Men, also, have been searching for a bond that might bind into historic union the past Christian centuries. The secular and ecclesiastical institutions, civil and religious wars, the State and Church persecutions, the antagonistic forces arrayed against each other-these with a multitude of facts cannot, however able writers attempt it, be compressed within a bond of unity. Civilization, Christianity, development, etc, do not meet and unite the antagonism. Philosophy and science (today at odds with the Bible and what Christ Himself taught) vainly seek to unravel the mystery, and to account for the perversity manifested. Open the Bible, and it tells us that for certain reasons we are now in "the times of the Gentiles"-times that give no bond of unity owing to Gentile domination being adverse to the only influences that could develop the same.
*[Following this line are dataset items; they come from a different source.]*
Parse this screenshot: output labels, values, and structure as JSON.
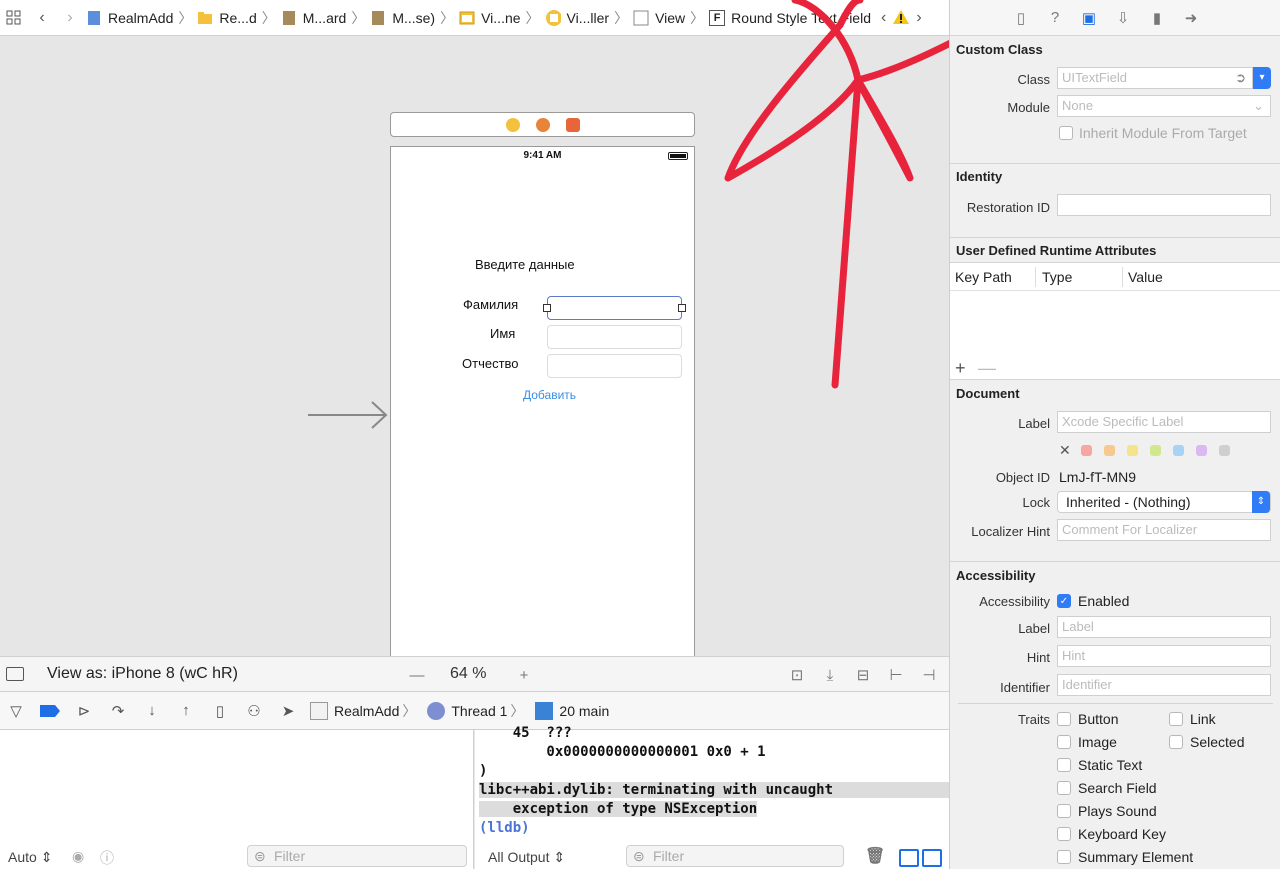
{
  "jumpbar": {
    "crumbs": [
      "RealmAdd",
      "Re...d",
      "M...ard",
      "M...se)",
      "Vi...ne",
      "Vi...ller",
      "View",
      "Round Style Text Field"
    ],
    "warning_icon": "warning-icon"
  },
  "canvas": {
    "status_time": "9:41 AM",
    "title": "Введите данные",
    "labels": [
      "Фамилия",
      "Имя",
      "Отчество"
    ],
    "add_button": "Добавить",
    "view_as": "View as: iPhone 8 (wC hR)",
    "zoom": "64 %"
  },
  "debug": {
    "crumbs": [
      "RealmAdd",
      "Thread 1",
      "20 main"
    ]
  },
  "console": {
    "lines": [
      "    45  ???",
      "        0x0000000000000001 0x0 + 1",
      ")",
      "libc++abi.dylib: terminating with uncaught",
      "    exception of type NSException",
      "(lldb)"
    ],
    "output_select": "All Output",
    "filter_placeholder": "Filter",
    "vars_scope": "Auto",
    "vars_filter_placeholder": "Filter"
  },
  "inspector": {
    "custom_class": {
      "title": "Custom Class",
      "class_label": "Class",
      "class_value": "UITextField",
      "module_label": "Module",
      "module_value": "None",
      "inherit_label": "Inherit Module From Target"
    },
    "identity": {
      "title": "Identity",
      "restoration_label": "Restoration ID",
      "restoration_value": ""
    },
    "runtime_attrs": {
      "title": "User Defined Runtime Attributes",
      "columns": [
        "Key Path",
        "Type",
        "Value"
      ]
    },
    "document": {
      "title": "Document",
      "label_label": "Label",
      "label_placeholder": "Xcode Specific Label",
      "object_id_label": "Object ID",
      "object_id_value": "LmJ-fT-MN9",
      "lock_label": "Lock",
      "lock_value": "Inherited - (Nothing)",
      "hint_label": "Localizer Hint",
      "hint_placeholder": "Comment For Localizer",
      "swatch_colors": [
        "#f5a7a0",
        "#f7c98e",
        "#f5e38a",
        "#d2e88c",
        "#a9d3f5",
        "#dcb8f0",
        "#cfcfcf"
      ]
    },
    "accessibility": {
      "title": "Accessibility",
      "acc_label": "Accessibility",
      "enabled_label": "Enabled",
      "label_label": "Label",
      "label_placeholder": "Label",
      "hint_label": "Hint",
      "hint_placeholder": "Hint",
      "identifier_label": "Identifier",
      "identifier_placeholder": "Identifier",
      "traits_label": "Traits",
      "traits_left": [
        "Button",
        "Image",
        "Static Text",
        "Search Field",
        "Plays Sound",
        "Keyboard Key",
        "Summary Element"
      ],
      "traits_right": [
        "Link",
        "Selected"
      ]
    }
  },
  "colors": {
    "accent": "#1e6fe5",
    "scribble": "#e8243c",
    "link": "#3a8ee6"
  }
}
These are times in which truth and error, piety and wickedness, faith and unbelief, reason and cavil, etc., are to be exhibited in constant conflict. The unity is alone found in the Divine Purpose, which allows this period as a punishment to the Theocratic nation (i.e. the Jews), and as a mercy to the Gentiles (i.e. inviting to an engrafting, etc.). This very lack of unity externally is part of the Divine Plan, and its historic relationship is seen when the Divine Purpose is completed. Hence, we must not look for that which can only be made manifest at the end. Unity, in reference to the believer, is now found in what Julius Muller in the Evang. Union calls "an absolute and truthful surrender of one's self to the personal Savior; a surrender of which the simplest child is capable." This leads to fellowship one with another, seeing that the same mind which was in Christ actuates all. That selfish, lordly, alleged holy, exclusiveness, characteristic of some, is not the fruitage of true Christian love; its source is human.
Hold tight, for one day we shall all be perfected and then we shall be one.